MAGIC ORGAN   Aparte vermelding verdient tenslotte het Magic Organ. Dit orgel is begin jaren ’60 bedacht en gemaakt door Jaap Keizerwaard (1929-2019) uit Berkel en Rodenrijs. Zowel alle electronica als alle toetsen en knoppen zijn eigenhandig door Jaap vervaardigd! Het is een groot drie-klaviers electronisch orgel met - voor die tijd - hele specifieke 'magic' sounds. De speeltafel is verbonden met een grote generatorenkast en 10 grote speakerboxen. Organist Cor Steyn kreeg in die tijd informatie over dit orgel en is bij Jaap komen kijken en luisteren. Vanaf dat moment volgden er opnames en talloze grammofoonplaten. En werd dit orgel bekend! Door het plotselinge overlijden van Cor Steyn in 1965 nam de betekenis van het Magic Organ af, maar toch hebben later nog talloze binnen- en buitenlandse organisten het orgel bespeeld en werden er opnames gemaakt. Ik noem bijvoorbeeld Jan van Weelden en Willie Weits (Martin Tower). Het orgel bleef altijd eigendom van Jaap Keizerwaard en werd door hemzelf in die beginjaren vervoerd naar bijvoorbeeld de VARA-studio, naar De Doelen in Rotterdam, naar Duitsland, naar kerken en zalen enz. enz.

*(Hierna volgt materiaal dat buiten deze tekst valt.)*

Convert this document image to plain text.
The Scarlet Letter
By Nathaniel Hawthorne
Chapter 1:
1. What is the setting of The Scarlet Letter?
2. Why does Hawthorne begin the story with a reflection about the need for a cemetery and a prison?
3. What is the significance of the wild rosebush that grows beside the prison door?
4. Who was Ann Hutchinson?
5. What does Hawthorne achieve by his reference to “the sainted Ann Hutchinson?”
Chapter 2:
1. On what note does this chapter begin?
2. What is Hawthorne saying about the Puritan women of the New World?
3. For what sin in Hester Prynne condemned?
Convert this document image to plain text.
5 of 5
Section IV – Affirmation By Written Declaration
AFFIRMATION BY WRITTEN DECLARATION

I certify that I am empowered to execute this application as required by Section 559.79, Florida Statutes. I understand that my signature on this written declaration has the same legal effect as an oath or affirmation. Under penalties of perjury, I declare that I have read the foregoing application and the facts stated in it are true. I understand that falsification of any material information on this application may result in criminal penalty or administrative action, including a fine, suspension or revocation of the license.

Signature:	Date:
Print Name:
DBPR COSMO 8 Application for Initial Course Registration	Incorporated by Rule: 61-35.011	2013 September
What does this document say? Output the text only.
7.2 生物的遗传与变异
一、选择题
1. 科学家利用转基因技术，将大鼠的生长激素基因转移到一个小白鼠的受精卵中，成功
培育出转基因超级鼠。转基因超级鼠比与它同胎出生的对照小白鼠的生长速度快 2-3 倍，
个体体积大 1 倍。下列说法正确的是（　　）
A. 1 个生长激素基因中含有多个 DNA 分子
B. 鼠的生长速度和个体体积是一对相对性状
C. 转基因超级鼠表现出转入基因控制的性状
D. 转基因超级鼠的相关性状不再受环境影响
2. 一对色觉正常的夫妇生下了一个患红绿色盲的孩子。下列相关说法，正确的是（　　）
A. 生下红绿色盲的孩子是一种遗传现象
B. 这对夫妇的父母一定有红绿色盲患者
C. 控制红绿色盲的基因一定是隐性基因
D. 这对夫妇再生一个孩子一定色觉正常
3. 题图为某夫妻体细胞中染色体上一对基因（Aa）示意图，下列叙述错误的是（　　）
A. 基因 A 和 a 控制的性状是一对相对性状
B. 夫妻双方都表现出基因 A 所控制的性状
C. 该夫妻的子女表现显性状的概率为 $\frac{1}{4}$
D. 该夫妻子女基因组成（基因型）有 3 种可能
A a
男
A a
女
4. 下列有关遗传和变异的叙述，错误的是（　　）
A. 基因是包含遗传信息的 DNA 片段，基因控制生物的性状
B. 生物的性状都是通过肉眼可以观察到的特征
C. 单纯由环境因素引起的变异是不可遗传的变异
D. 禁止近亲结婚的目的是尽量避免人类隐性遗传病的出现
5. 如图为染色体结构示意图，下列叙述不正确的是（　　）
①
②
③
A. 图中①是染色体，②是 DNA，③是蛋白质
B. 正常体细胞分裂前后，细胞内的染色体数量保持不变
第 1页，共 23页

De LP's (vooral Cor Steyn) kocht ik als jonge knul al in de jaren "70, veel later in 2005 kwam ik zelf voor het eerst in direct contact met Jaap en het orgel! Na jaren onzekerheid werd het Magic Organ eind 2022 door de familie Keizerwaard overgedragen aan Beeld en Geluid, Hilversum.  
 
Tot slot: het 'kerkorgel' bestaat historisch gezien al veel langer en de door mij beschreven orgels zijn als het ware afgeleid van het kerkorgel. Het kerkorgel heeft een rijke cultuur en ook literatuur. Bijvoorbeeld het fraaie blad 'De orgelvriend' (www.orgelvriend.nl) geeft daar een goed beeld van. Het bespelen van een kerkorgel zie ik als: een vak apart!